For years, North Carolina's primary has been too late in the process to even matter. Next time around, people may not get a voice at all.
Just Tuesday night, Gov. Mike Easley signed the
controversial redistricting bill.
Wednesday night, there was growing concern that legal challenges could end up postponing the May primaries. That would not only complicate state campaigns, but it also could take North Carolina voters out of the presidential primary process.
For all the things Democrats and Republicans disagree on at the polls, their parties agree on at least one thing -- They do not want next May's primary delayed.
"There are an awful lot of implications if that surfaces," said Democratic Party Affairs Director Wade Chestnut.

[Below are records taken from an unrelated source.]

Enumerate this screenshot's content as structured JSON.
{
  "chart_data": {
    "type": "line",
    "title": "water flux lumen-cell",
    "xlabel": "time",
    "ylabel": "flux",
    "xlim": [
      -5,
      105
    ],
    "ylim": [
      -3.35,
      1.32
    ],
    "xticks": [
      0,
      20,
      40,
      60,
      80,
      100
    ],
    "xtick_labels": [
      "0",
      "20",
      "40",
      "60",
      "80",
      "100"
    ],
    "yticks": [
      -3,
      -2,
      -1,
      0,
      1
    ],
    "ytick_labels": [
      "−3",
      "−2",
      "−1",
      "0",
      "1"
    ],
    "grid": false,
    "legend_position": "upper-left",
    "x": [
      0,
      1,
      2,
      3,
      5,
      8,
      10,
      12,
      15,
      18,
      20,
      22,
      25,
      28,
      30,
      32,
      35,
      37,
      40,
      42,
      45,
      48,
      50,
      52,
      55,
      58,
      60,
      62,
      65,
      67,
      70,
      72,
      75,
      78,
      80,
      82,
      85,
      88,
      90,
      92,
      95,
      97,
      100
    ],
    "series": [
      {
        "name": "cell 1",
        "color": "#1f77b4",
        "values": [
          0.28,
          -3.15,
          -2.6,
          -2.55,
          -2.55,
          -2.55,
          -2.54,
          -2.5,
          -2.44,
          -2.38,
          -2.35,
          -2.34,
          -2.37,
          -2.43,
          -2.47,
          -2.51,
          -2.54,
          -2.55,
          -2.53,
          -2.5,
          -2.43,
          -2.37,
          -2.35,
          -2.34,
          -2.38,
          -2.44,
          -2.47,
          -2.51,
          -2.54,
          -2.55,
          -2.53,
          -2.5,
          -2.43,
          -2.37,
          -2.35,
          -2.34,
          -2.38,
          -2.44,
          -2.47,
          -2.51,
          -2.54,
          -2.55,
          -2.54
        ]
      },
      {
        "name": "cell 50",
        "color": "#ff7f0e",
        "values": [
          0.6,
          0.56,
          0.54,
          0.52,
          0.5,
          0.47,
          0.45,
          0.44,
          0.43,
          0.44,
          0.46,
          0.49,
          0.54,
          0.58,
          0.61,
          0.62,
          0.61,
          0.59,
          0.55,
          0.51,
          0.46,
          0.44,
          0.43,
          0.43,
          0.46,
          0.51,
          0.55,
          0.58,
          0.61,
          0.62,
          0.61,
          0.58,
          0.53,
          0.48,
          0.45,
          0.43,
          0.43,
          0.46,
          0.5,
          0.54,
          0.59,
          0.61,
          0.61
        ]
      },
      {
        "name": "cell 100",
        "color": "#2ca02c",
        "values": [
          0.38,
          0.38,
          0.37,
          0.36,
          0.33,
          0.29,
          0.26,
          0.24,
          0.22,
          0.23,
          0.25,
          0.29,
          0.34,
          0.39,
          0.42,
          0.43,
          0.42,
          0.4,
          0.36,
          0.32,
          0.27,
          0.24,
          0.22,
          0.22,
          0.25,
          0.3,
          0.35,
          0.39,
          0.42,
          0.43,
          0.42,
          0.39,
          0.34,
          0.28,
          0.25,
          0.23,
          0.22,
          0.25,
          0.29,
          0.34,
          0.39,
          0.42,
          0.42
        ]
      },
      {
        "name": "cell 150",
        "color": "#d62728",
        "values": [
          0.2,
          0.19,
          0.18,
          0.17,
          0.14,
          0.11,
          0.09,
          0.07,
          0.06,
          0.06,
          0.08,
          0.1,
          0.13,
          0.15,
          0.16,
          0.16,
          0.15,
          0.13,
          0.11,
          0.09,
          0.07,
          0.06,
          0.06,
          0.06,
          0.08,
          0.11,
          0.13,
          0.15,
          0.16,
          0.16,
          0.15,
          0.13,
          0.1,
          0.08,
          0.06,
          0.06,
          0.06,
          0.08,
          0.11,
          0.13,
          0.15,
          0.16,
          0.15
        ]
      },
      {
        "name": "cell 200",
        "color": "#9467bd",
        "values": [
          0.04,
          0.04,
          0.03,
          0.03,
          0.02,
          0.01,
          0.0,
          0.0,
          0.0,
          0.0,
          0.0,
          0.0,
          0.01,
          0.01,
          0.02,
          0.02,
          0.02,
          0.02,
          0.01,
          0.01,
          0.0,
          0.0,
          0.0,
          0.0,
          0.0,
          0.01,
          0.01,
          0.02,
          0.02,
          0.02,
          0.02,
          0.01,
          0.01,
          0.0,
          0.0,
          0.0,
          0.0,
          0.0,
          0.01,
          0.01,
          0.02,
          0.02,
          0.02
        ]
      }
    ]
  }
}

Added GOP Political Director Bill Peaslee: "It's difficult from a party perspective, because you don't have a particular candidate you're focusing on."
Republicans are expected to challenge the newly drawn legislative districts in court, and that could lead to Democratic appeals and delays.
"The essence of gerrymandering is one party trying to rig the election against the other party," Peaslee said. "These are similar tactics."
Section 5 of the new redistricting law states that if challenges are not resolved by Feb. 9, the state Board of Elections shall postpone all the May primaries. A delay could take away North Carolina voters' voice in choosing nominees for president.
If the primary gets pushed to September, like in recent years, the national Republican and Democratic conventions already would have anointed their candidates.
"Delegates to the national convention will not know what the people of their party . . . where they stand in the primary," Peaslee said.
President Bush has no competition. But several Democrats, including North Carolina Sen. John Edwards, are fighting to make the ticket. Both state parties could be faced with directing their delegates at early caucuses or conventions instead of the primary.
"We're going to cross that bridge when we know what the issues are we're going to have to deal with," Chestnut said.
Both parties point out there are still more than five months until the scheduled May primary. This issue could be resolved in time.
But, if the redistricting fight drags out in court, everyone will have to start working on contigency plans.